Finalement, elle avait fait une nuit blanche et n'était absolument pas prête pour la conversation à venir. Au petit matin, elle s'était réveillée sans grande conviction. Si ça n'avait tenu qu'à elle, Joe serait restée toute la journée au lit. Elle s'était lavé le visage, légèrement maquillée puis elle avait mis une tenue assez simple. Elle attendait à présent dans le salon. Son pied taper furieusement le sol. Son portable se mit à vibrer.

— C'est elle, annonce-t-elle.

Elle fait glisser le logo montrant un téléphone vers le haut et colle l'appareil à son oreille.

Où es-tu ? demande sa mère d'un ton sec.

Pas de bonjour. Pas de formule de politesse pour savoir si ça allait. Comme d'habitude quoi.

— Je suis prête à venir.

Je suis sur le parking de l'accueil dans la voiture, rejoins-moi là-bas.

— OK.

Elle raccroche et son cœur commençait à tambouriner dans sa poitrine. Elle décide de venir à pied jusqu'au point de rendez-vous, pour lui laisser encore du temps afin de se préparer psychologiquement. A peine arrivée, elle avait reconnu la voiture de sa mère. Elle et son père l'attendaient immobiles à l'intérieur.

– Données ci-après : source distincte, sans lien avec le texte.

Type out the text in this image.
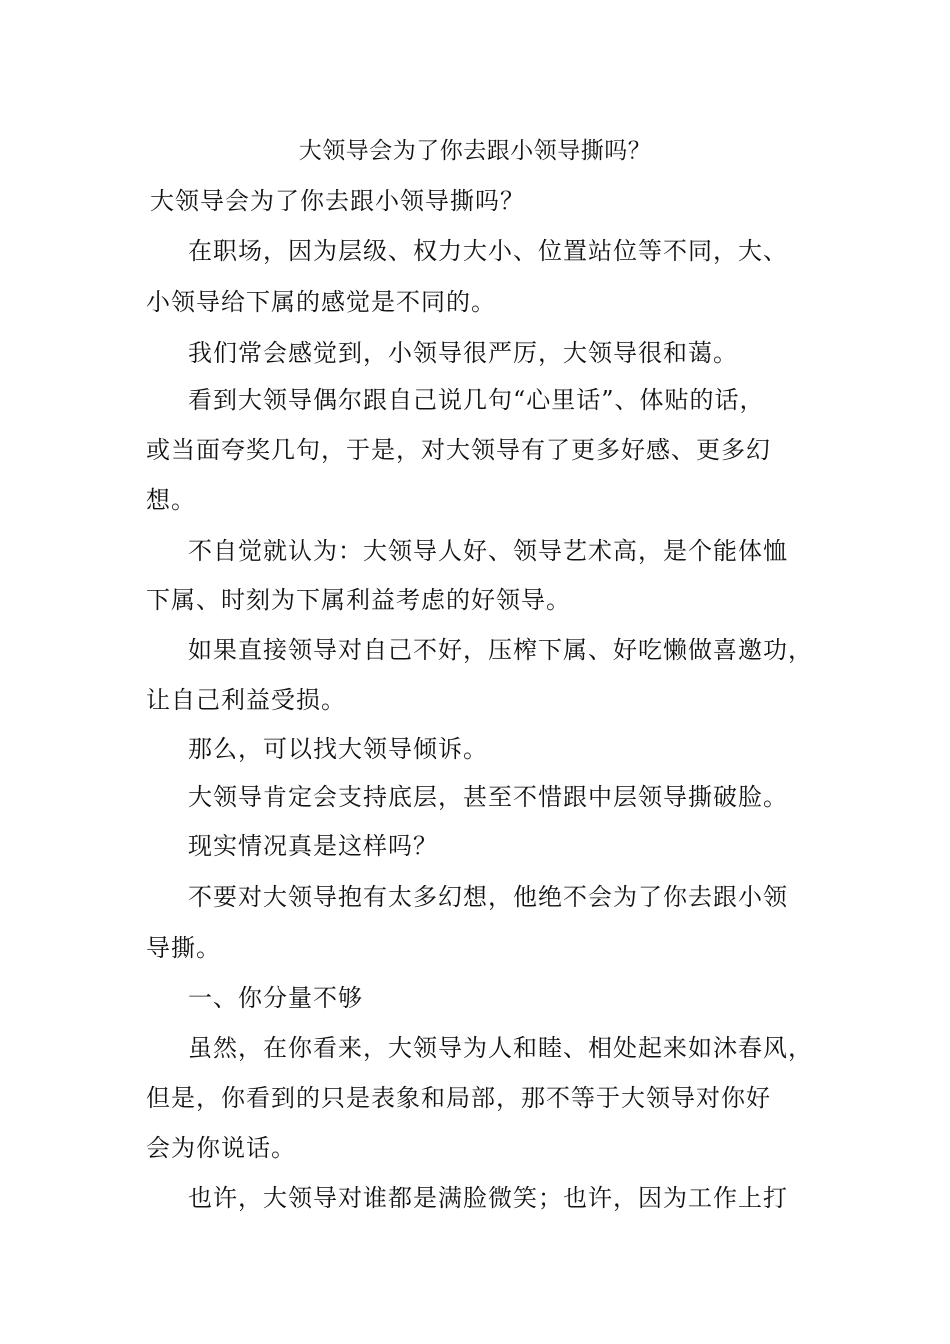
大领导会为了你去跟小领导撕吗？
大领导会为了你去跟小领导撕吗？
在职场，因为层级、权力大小、位置站位等不同，大、
小领导给下属的感觉是不同的。
我们常会感觉到，小领导很严厉，大领导很和蔼。
看到大领导偶尔跟自己说几句“心里话”、体贴的话，
或当面夸奖几句，于是，对大领导有了更多好感、更多幻
想。
不自觉就认为：大领导人好、领导艺术高，是个能体恤
下属、时刻为下属利益考虑的好领导。
如果直接领导对自己不好，压榨下属、好吃懒做喜邀功，
让自己利益受损。
那么，可以找大领导倾诉。
大领导肯定会支持底层，甚至不惜跟中层领导撕破脸。
现实情况真是这样吗？
不要对大领导抱有太多幻想，他绝不会为了你去跟小领
导撕。
一、你分量不够
虽然，在你看来，大领导为人和睦、相处起来如沐春风，
但是，你看到的只是表象和局部，那不等于大领导对你好
会为你说话。
也许，大领导对谁都是满脸微笑；也许，因为工作上打
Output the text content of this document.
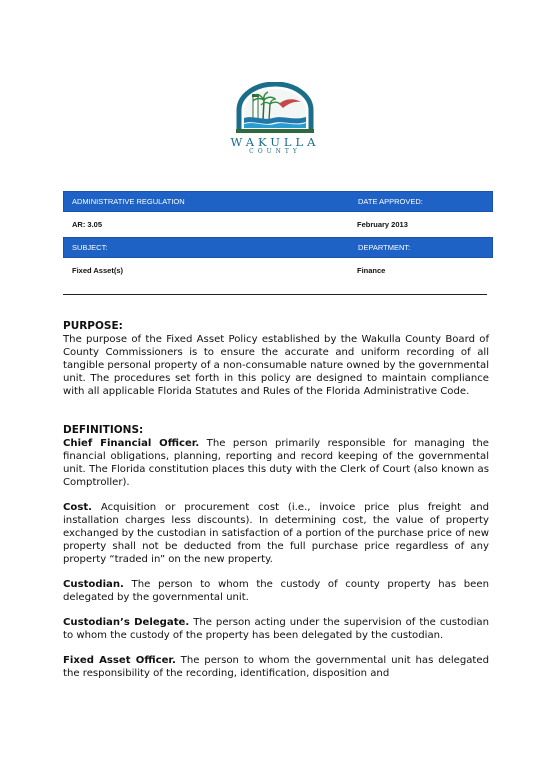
WAKULLA
COUNTY
ADMINISTRATIVE REGULATION	DATE APPROVED:
AR: 3.05	February 2013
SUBJECT:	DEPARTMENT:
Fixed Asset(s)	Finance

PURPOSE:

The purpose of the Fixed Asset Policy established by the Wakulla County Board of County Commissioners is to ensure the accurate and uniform recording of all tangible personal property of a non-consumable nature owned by the governmental unit. The procedures set forth in this policy are designed to maintain compliance with all applicable Florida Statutes and Rules of the Florida Administrative Code.

DEFINITIONS:

Chief Financial Officer. The person primarily responsible for managing the financial obligations, planning, reporting and record keeping of the governmental unit. The Florida constitution places this duty with the Clerk of Court (also known as Comptroller).

Cost. Acquisition or procurement cost (i.e., invoice price plus freight and installation charges less discounts). In determining cost, the value of property exchanged by the custodian in satisfaction of a portion of the purchase price of new property shall not be deducted from the full purchase price regardless of any property “traded in” on the new property.

Custodian. The person to whom the custody of county property has been delegated by the governmental unit.

Custodian’s Delegate. The person acting under the supervision of the custodian to whom the custody of the property has been delegated by the custodian.

Fixed Asset Officer. The person to whom the governmental unit has delegated the responsibility of the recording, identification, disposition and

— Drôle d'endroit pour des retrouvailles.

— Si tu vois que la voiture accélère brusquement en avant, sors-moi de la voiture parce que ce sera une tentative de meurtre.

— Tu feras attention alors.

— De ma part, ajoute Joe avant de s'éloigner.

Elle entre à l'arrière de la voiture puis claque la portière.

— Où sont tes affaires ? demande son père en se retournant.

— Je reste encore deux jours ici.

— Ce n'est pas ce que nous a dit cette femme, répond froidement sa mère.

Joe inspire longuement.

Cette femme c'est Whitley et tu la connais très bien.

— Peu importe Majorelle, nous sommes ici alors va chercher tes affaires.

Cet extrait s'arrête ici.